Esse longo percurso vincou e traçou a nossa cultura e muito daquilo que vemos representado no artesanato do nosso pais!

Isto leva me para o ponto para qual me convidaram para escrever!

Dizer que o presente e o futuro do artesanato dependem dos jovens está correto, no entanto não podemos esquecer que há um papel fundamental desempenhado pelas entidades competentes! Mas também não é da responsabilidade dessas entidades! Essas funcionam como pontes que ligam os artesãos da antiga com a nova geração, mas nunca poderão fazer o trabalho que tem que ser feito pelos novos artesãos. Esse trabalho a que me refiro são a criação, inovação, a reinvenção e a constante procura de novos mercados.

De importância semelhante ao que me referi nas alíneas anteriores, somos nós jovens que precisamos de olhar cada vez com mais respeito para artesanato e comprar o que é nosso. Assim, assumindo as redes sociais como um espelho da forma ideológica percentual da nossa sociedade, e em uma época em que vemos os utilizadores quererem ser mais autênticos e genuínos, pessoas que vão a lugares únicos e que têm gostos singulares dotados de opiniões tão próprias, proponho que vejamos no artesanato a oportunidade fabulosa de ter algo tão único, tão nosso. Do artesanato proveem produtos únicos que muitas das vezes, são tão ímpares como os gostos modernos, ou então… são personalizáveis e não se vendem em nenhuma “banal” multinacional. Reforço a ideia dizendo que se o produto for bem escolhido tenho a maior das certezas que será de qualidade superior á maior parte dos produtos que se encontram nas lojas da “moda”! Findo este tópico, dizendo que comprar artesanato não é engordar um ou vários multimilionários, mas sim dar um pouco mais de conforto a uma família tão normal como a nossa.

Compete a nós, novos potenciais artesãos, que partimos de forma diferente dos nossos ancestrais sabendo a realidade do artesanato dos nossos tempos, temos que nos adaptar da mesma forma aos tempos que presenciamos e temos que aprimorar a nossa perícia para agradar ao vasto leque de gostos do nosso público.

Será determinante acompanhar todos os tipos de mercado e assumir uma estratégia de publicidade para nos dar a conhecer ao mundo. Temos de acreditar no nosso produto e através da nossa originalidade, assumir uma presença no artesanato verdadeira e genuína. E quando vendemos artesanato, que cada venda não seja apenas uma venda mas sim um bocadinho de nós, da nossa marca, que vai com o cliente para sua casa!
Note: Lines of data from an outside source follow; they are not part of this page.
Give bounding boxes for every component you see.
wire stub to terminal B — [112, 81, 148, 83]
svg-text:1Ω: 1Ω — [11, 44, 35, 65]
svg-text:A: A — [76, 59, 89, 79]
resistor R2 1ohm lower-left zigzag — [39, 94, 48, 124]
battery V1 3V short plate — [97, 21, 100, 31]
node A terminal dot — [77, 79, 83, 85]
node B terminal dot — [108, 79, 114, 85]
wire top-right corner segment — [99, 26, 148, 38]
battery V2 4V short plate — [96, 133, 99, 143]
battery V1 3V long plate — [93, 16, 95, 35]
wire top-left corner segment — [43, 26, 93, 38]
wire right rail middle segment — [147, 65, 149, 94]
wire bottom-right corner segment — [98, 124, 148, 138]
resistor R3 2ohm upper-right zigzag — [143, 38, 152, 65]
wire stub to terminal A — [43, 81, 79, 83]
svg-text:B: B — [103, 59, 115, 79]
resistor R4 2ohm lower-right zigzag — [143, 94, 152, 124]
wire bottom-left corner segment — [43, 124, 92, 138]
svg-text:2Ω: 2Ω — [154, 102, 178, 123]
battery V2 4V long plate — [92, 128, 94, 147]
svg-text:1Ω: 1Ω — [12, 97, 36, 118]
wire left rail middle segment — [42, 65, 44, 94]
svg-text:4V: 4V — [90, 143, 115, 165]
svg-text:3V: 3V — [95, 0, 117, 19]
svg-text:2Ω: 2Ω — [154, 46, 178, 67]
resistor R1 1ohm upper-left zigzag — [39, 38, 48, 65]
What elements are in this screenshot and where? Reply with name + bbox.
Isto sem esquecer que muito do futuro do artesanato, passa com certeza pela honra e ética profissional, pois temos de criar as nossas vendas, e acarinhar os nossos companheiros de profissão pois sem eles não fazemos feiras e sem feiras não enchemos recintos, esta é também uma temática muito importante, não se pode olhar para outro artesão mesmo sendo da mesma área como concorrência, temos que conseguir perceber que quanto mais oferta, maior será a abrangência de publico. Ainda não senti na pele nenhum tipo de arrogância pelos companheiros, mas desengane-se quem achar que isso não acontece porque na minha opinião esse sentimento é tao antigo quanto a profissão, mas é tao errado como a idade que tem.
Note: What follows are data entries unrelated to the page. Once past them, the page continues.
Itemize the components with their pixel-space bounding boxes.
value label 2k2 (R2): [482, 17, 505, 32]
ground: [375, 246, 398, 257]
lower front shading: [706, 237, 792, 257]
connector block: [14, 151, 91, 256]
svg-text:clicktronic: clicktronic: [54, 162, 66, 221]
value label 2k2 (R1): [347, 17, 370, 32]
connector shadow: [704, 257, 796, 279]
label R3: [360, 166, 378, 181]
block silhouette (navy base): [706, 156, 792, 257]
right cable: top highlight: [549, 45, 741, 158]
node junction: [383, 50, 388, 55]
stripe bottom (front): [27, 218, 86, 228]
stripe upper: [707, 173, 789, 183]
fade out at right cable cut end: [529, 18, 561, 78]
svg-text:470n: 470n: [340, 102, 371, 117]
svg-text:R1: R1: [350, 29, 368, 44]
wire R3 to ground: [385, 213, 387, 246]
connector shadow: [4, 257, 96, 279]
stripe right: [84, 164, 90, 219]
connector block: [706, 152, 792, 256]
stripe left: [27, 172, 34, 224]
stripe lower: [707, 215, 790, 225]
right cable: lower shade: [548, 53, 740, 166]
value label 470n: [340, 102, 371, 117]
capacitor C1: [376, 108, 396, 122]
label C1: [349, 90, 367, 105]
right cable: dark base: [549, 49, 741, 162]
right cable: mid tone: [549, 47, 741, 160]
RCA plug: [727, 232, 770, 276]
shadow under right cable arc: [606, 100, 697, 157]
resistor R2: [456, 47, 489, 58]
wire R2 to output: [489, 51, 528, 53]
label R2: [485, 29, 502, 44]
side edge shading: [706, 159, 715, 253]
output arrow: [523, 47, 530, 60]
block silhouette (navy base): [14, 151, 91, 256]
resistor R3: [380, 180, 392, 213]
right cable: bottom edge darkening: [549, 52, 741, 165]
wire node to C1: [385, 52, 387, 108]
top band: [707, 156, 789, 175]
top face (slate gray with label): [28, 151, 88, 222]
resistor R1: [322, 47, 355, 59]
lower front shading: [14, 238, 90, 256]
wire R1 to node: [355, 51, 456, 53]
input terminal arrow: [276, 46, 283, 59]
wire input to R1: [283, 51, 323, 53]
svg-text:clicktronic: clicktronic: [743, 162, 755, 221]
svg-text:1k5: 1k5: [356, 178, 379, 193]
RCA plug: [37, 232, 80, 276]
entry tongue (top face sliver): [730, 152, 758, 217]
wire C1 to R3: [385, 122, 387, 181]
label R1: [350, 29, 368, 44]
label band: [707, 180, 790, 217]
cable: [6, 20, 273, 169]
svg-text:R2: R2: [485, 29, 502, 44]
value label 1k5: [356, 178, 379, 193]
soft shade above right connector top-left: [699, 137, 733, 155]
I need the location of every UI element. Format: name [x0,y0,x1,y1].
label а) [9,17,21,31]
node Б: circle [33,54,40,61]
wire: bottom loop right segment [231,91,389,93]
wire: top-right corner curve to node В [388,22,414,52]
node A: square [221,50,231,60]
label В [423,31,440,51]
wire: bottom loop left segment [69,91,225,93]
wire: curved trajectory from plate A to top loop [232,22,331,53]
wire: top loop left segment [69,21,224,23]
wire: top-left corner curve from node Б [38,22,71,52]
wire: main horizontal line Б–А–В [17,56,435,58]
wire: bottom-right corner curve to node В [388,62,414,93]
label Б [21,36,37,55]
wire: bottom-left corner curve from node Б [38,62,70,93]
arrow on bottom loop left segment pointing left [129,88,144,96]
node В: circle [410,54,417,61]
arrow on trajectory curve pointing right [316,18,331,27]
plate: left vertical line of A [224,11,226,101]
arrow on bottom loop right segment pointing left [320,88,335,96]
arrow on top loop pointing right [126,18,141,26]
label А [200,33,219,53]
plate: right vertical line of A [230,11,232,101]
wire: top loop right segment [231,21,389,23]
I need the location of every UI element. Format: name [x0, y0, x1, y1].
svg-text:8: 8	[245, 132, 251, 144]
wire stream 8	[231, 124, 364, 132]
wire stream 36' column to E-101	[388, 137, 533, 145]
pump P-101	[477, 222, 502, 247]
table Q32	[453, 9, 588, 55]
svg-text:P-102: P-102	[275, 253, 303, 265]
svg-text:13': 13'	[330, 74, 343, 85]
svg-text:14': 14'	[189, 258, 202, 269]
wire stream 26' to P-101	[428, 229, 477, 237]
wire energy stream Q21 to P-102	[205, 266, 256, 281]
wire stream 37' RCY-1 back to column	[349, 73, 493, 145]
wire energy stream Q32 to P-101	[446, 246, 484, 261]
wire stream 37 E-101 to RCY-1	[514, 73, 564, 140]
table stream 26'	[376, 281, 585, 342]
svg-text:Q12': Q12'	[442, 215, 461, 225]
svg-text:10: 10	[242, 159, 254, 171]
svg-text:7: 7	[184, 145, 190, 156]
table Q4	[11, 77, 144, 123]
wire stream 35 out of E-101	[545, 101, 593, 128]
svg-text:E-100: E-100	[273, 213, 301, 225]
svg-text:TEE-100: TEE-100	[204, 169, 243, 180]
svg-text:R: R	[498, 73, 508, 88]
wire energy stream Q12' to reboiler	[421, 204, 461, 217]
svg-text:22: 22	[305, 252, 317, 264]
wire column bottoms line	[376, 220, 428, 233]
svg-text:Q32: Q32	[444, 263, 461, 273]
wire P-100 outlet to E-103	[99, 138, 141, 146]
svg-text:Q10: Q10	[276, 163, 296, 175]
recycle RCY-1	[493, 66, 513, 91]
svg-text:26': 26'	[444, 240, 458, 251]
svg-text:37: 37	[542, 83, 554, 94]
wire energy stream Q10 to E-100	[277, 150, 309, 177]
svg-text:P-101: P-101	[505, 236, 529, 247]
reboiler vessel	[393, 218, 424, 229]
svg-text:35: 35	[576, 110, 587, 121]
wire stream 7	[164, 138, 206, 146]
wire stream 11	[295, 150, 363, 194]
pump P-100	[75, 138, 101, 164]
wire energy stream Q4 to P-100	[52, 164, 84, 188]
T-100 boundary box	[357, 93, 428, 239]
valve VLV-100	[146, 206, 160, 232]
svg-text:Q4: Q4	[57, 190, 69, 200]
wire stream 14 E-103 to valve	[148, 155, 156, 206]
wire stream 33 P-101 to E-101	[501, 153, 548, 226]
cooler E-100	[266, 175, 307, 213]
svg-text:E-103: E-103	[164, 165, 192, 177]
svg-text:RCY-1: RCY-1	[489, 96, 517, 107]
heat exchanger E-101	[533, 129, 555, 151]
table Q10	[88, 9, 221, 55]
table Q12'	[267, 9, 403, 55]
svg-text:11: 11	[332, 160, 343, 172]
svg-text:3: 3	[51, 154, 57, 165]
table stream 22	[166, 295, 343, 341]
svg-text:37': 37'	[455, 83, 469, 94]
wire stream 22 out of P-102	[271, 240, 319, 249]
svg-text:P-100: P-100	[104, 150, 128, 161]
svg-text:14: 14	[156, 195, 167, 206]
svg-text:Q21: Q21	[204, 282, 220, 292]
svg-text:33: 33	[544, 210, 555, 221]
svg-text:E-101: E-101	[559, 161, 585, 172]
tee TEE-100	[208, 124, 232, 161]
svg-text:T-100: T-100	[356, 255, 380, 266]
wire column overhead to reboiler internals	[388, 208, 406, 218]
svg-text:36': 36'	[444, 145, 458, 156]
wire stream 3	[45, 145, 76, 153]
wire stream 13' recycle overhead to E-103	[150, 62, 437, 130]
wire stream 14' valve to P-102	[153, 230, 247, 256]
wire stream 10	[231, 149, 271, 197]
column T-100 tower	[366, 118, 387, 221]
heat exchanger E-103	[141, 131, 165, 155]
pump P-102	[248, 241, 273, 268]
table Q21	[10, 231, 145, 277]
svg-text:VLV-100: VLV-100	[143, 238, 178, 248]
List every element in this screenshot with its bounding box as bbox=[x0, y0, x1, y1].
Em jeito de conclusão olho para o futuro do artesanato com bons olhos, acredito que este trabalho que tem vindo a ser feito para a preservação e divulgação do artesanato terá um bom impacto no eco do futuro e convido todas as gerações não só as mais jovens a virem viver o artesanato em qualquer exposição de norte a sul do país, brindem ao que é verdadeiramente nosso!

Uma opinião será sempre uma opinião nunca uma verdade assumida! Neste texto tentei expor alguns temas importantes para o futuro do artesanato português sem nunca pensar só em benefício próprio, mas sim como um todo. Amanhã se não fizesse parte do artesanato português a opinião seria a mesma.”